For weeks now, the sale of Long Island’s Newsday seemed to be shaping up as an old-fashioned, old-media throwdown between the financiers of New York City’s top tabloids, the New York Post and the Daily News. Then Cablevision stepped in with a bigger offer. The sale, announced last weekend, could be a watershed moment for the newspaper, providing, as it does, the sort of synergistic platform integration that gives publishers wet dreams. Cablevision provides cable television, internet and phone service. What it doesn’t provide is content. Enter Newsday. The newspaper will join a portfolio that includes a local news network, the free weekly amNew York, the Knicks and the Rangers.

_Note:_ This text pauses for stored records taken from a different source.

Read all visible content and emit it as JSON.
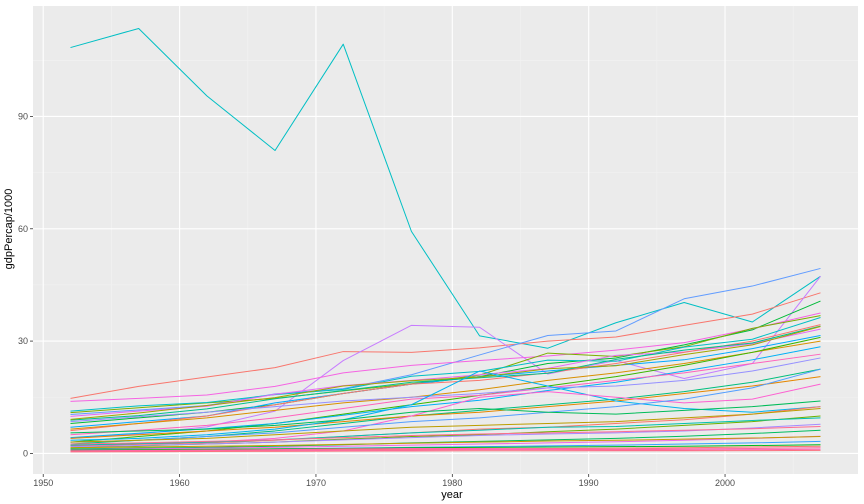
{
  "chart_data": {
    "type": "line",
    "title": "",
    "xlabel": "year",
    "ylabel": "gdpPercap/1000",
    "xlim": [
      1949.25,
      2009.75
    ],
    "ylim": [
      -5.5,
      119.5
    ],
    "x_ticks": [
      1950,
      1960,
      1970,
      1980,
      1990,
      2000
    ],
    "x_tick_labels": [
      "1950",
      "1960",
      "1970",
      "1980",
      "1990",
      "2000"
    ],
    "y_ticks": [
      0,
      30,
      60,
      90
    ],
    "y_tick_labels": [
      "0",
      "30",
      "60",
      "90"
    ],
    "grid": true,
    "legend": "none",
    "panel_background": "#ebebeb",
    "x": [
      1952,
      1957,
      1962,
      1967,
      1972,
      1977,
      1982,
      1987,
      1992,
      1997,
      2002,
      2007
    ],
    "series": [
      {
        "color": "#00bfc4",
        "values": [
          108.4,
          113.5,
          95.5,
          80.9,
          109.3,
          59.3,
          31.4,
          28.1,
          34.9,
          40.3,
          35.1,
          47.3
        ]
      },
      {
        "color": "#f8766d",
        "values": [
          14.7,
          17.9,
          20.4,
          22.9,
          27.2,
          27.0,
          28.2,
          30.0,
          31.1,
          34.2,
          37.2,
          42.9
        ]
      },
      {
        "color": "#619cff",
        "values": [
          10.4,
          11.6,
          12.8,
          15.9,
          17.3,
          21.0,
          26.3,
          31.5,
          32.7,
          41.3,
          44.7,
          49.4
        ]
      },
      {
        "color": "#c77cff",
        "values": [
          4.0,
          5.2,
          7.1,
          11.3,
          24.8,
          34.2,
          33.7,
          21.2,
          24.8,
          20.0,
          24.0,
          47.3
        ]
      },
      {
        "color": "#00ba38",
        "values": [
          8.0,
          9.5,
          11.0,
          13.0,
          16.0,
          18.5,
          20.5,
          24.0,
          25.5,
          29.0,
          33.0,
          40.7
        ]
      },
      {
        "color": "#f564e3",
        "values": [
          13.9,
          14.7,
          15.6,
          17.9,
          21.5,
          23.5,
          24.8,
          26.0,
          27.6,
          29.6,
          33.3,
          37.5
        ]
      },
      {
        "color": "#7cae00",
        "values": [
          10.9,
          12.2,
          13.5,
          14.7,
          16.7,
          18.6,
          20.9,
          26.8,
          25.9,
          28.5,
          33.4,
          36.8
        ]
      },
      {
        "color": "#00bfc4",
        "values": [
          11.3,
          12.7,
          13.6,
          15.7,
          17.1,
          20.6,
          21.9,
          24.9,
          24.6,
          28.4,
          30.5,
          36.3
        ]
      },
      {
        "color": "#e76bf3",
        "values": [
          9.9,
          11.3,
          12.6,
          15.8,
          18.1,
          19.5,
          21.0,
          22.7,
          26.2,
          27.1,
          29.3,
          33.2
        ]
      },
      {
        "color": "#00a9ff",
        "values": [
          7.0,
          8.5,
          10.0,
          13.5,
          16.0,
          18.5,
          20.5,
          22.0,
          23.5,
          25.0,
          28.0,
          31.5
        ]
      },
      {
        "color": "#f8766d",
        "values": [
          6.1,
          8.0,
          10.0,
          13.0,
          16.0,
          18.5,
          19.5,
          21.5,
          24.0,
          27.0,
          30.0,
          34.4
        ]
      },
      {
        "color": "#00c08b",
        "values": [
          8.9,
          10.1,
          11.9,
          14.6,
          16.8,
          19.0,
          20.2,
          21.4,
          25.1,
          27.6,
          29.5,
          34.0
        ]
      },
      {
        "color": "#a3a500",
        "values": [
          9.1,
          10.8,
          12.8,
          14.9,
          18.0,
          19.4,
          20.4,
          22.6,
          23.4,
          26.4,
          29.0,
          33.9
        ]
      },
      {
        "color": "#d89000",
        "values": [
          6.5,
          8.0,
          9.5,
          11.5,
          13.5,
          15.0,
          17.0,
          19.5,
          21.5,
          24.0,
          27.0,
          30.0
        ]
      },
      {
        "color": "#39b600",
        "values": [
          3.0,
          4.5,
          6.0,
          8.0,
          10.5,
          13.0,
          15.5,
          18.0,
          20.5,
          23.5,
          27.0,
          31.0
        ]
      },
      {
        "color": "#00b0f6",
        "values": [
          4.2,
          5.4,
          6.6,
          8.0,
          10.2,
          12.5,
          14.2,
          16.8,
          19.0,
          22.0,
          25.0,
          28.5
        ]
      },
      {
        "color": "#ff62bc",
        "values": [
          5.0,
          6.2,
          7.5,
          9.5,
          12.0,
          14.5,
          15.5,
          17.5,
          19.5,
          21.5,
          24.0,
          26.5
        ]
      },
      {
        "color": "#9590ff",
        "values": [
          8.5,
          9.8,
          11.0,
          12.5,
          14.0,
          15.0,
          16.0,
          17.5,
          18.0,
          19.5,
          22.0,
          25.5
        ]
      },
      {
        "color": "#00bf7d",
        "values": [
          2.5,
          3.5,
          4.5,
          6.0,
          8.0,
          10.0,
          11.5,
          13.0,
          14.5,
          16.5,
          19.0,
          22.5
        ]
      },
      {
        "color": "#e58700",
        "values": [
          4.0,
          5.0,
          6.0,
          7.0,
          8.5,
          10.0,
          11.0,
          12.5,
          14.0,
          16.0,
          18.0,
          20.5
        ]
      },
      {
        "color": "#00b4ef",
        "values": [
          3.5,
          4.0,
          5.0,
          6.5,
          9.0,
          13.0,
          22.0,
          18.0,
          14.0,
          12.0,
          11.0,
          12.5
        ]
      },
      {
        "color": "#fd61d1",
        "values": [
          2.0,
          2.5,
          3.0,
          4.0,
          6.0,
          10.0,
          15.0,
          16.5,
          15.0,
          13.5,
          14.5,
          18.5
        ]
      },
      {
        "color": "#529eff",
        "values": [
          3.0,
          3.5,
          4.5,
          5.5,
          7.0,
          8.5,
          9.5,
          11.0,
          12.5,
          14.5,
          17.5,
          22.5
        ]
      },
      {
        "color": "#00bc59",
        "values": [
          5.5,
          6.0,
          6.5,
          7.5,
          9.0,
          11.0,
          12.0,
          11.0,
          10.5,
          11.5,
          12.5,
          14.0
        ]
      },
      {
        "color": "#f8766d",
        "values": [
          2.0,
          2.4,
          2.8,
          3.5,
          4.5,
          5.5,
          6.5,
          7.0,
          8.0,
          9.0,
          10.5,
          12.5
        ]
      },
      {
        "color": "#bb9d00",
        "values": [
          3.0,
          3.5,
          4.0,
          5.0,
          6.0,
          7.0,
          7.5,
          8.0,
          8.5,
          9.5,
          10.5,
          12.0
        ]
      },
      {
        "color": "#6bb100",
        "values": [
          1.5,
          2.0,
          2.5,
          3.0,
          3.8,
          4.5,
          5.0,
          5.8,
          6.5,
          7.5,
          8.5,
          10.0
        ]
      },
      {
        "color": "#00c0af",
        "values": [
          2.2,
          2.6,
          3.0,
          3.6,
          4.5,
          5.5,
          6.2,
          7.0,
          7.2,
          8.0,
          8.8,
          9.5
        ]
      },
      {
        "color": "#a58aff",
        "values": [
          1.8,
          2.1,
          2.5,
          3.0,
          3.6,
          4.2,
          4.8,
          5.2,
          5.5,
          6.0,
          6.8,
          7.8
        ]
      },
      {
        "color": "#ff6c91",
        "values": [
          2.5,
          2.8,
          3.2,
          3.6,
          4.2,
          4.8,
          5.2,
          5.5,
          5.8,
          6.2,
          6.6,
          7.2
        ]
      },
      {
        "color": "#00bd5f",
        "values": [
          1.2,
          1.4,
          1.6,
          1.9,
          2.3,
          2.8,
          3.2,
          3.6,
          4.0,
          4.6,
          5.3,
          6.2
        ]
      },
      {
        "color": "#ef67eb",
        "values": [
          1.0,
          1.2,
          1.4,
          1.6,
          1.9,
          2.2,
          2.5,
          2.8,
          3.1,
          3.5,
          4.0,
          4.6
        ]
      },
      {
        "color": "#c49a00",
        "values": [
          1.5,
          1.7,
          1.9,
          2.1,
          2.4,
          2.7,
          3.0,
          3.3,
          3.5,
          3.8,
          4.1,
          4.5
        ]
      },
      {
        "color": "#35a2ff",
        "values": [
          0.8,
          0.9,
          1.0,
          1.2,
          1.4,
          1.6,
          1.8,
          2.0,
          2.2,
          2.5,
          2.8,
          3.2
        ]
      },
      {
        "color": "#f8766d",
        "values": [
          0.6,
          0.7,
          0.8,
          0.9,
          1.0,
          1.1,
          1.2,
          1.3,
          1.4,
          1.5,
          1.7,
          1.9
        ]
      },
      {
        "color": "#00b81f",
        "values": [
          0.9,
          1.0,
          1.1,
          1.2,
          1.3,
          1.5,
          1.6,
          1.7,
          1.8,
          1.9,
          2.1,
          2.3
        ]
      },
      {
        "color": "#ff65ae",
        "values": [
          0.5,
          0.6,
          0.6,
          0.7,
          0.8,
          0.9,
          1.0,
          1.0,
          0.9,
          0.9,
          1.0,
          1.1
        ]
      },
      {
        "color": "#ff66a8",
        "values": [
          0.7,
          0.8,
          0.9,
          1.0,
          1.2,
          1.3,
          1.3,
          1.2,
          1.1,
          1.2,
          1.3,
          1.5
        ]
      },
      {
        "color": "#fc717f",
        "values": [
          0.4,
          0.45,
          0.5,
          0.55,
          0.6,
          0.65,
          0.7,
          0.72,
          0.7,
          0.72,
          0.75,
          0.8
        ]
      }
    ]
  }
}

Also up in the Big Apple, New York Times media columnist David Carr will be releasing his memoirs later this year. But according to an excerpt pinched by New York magazine, it’s not exactly the humble tale of a diligent reporter rising through the ranks of the media elite. Carr, who grew up in Hopkins, Minn., spent the better part of the 1980s as a crackhead, married the mother of his twin daughters while the couple was dealing and using, and somehow wound up at the Gray Lady. The confession comes in a vein similar to that of Ruben Castaneda, the Washington Post reporter whose epic feature about his life as a crackhead ran in that paper in December, and to a lesser extent James Frey, who made up much of what he tried to pass as truth in A Million Little Pieces. But Carr’s story is different, somehow, because… well, geez, the guy is practically required reading for anyone in this business and also he seems like a real nice guy. He’ll be speaking at this year’s Association of Alternative Newsweeklies, held next month in Philadelphia, and I know what I want to ask him about. The book, The Night of the Gun: A Reporter Investigates the Darkest Story of His Life. His Own, comes out in September. But you can pre-order it on nightofthegun.com.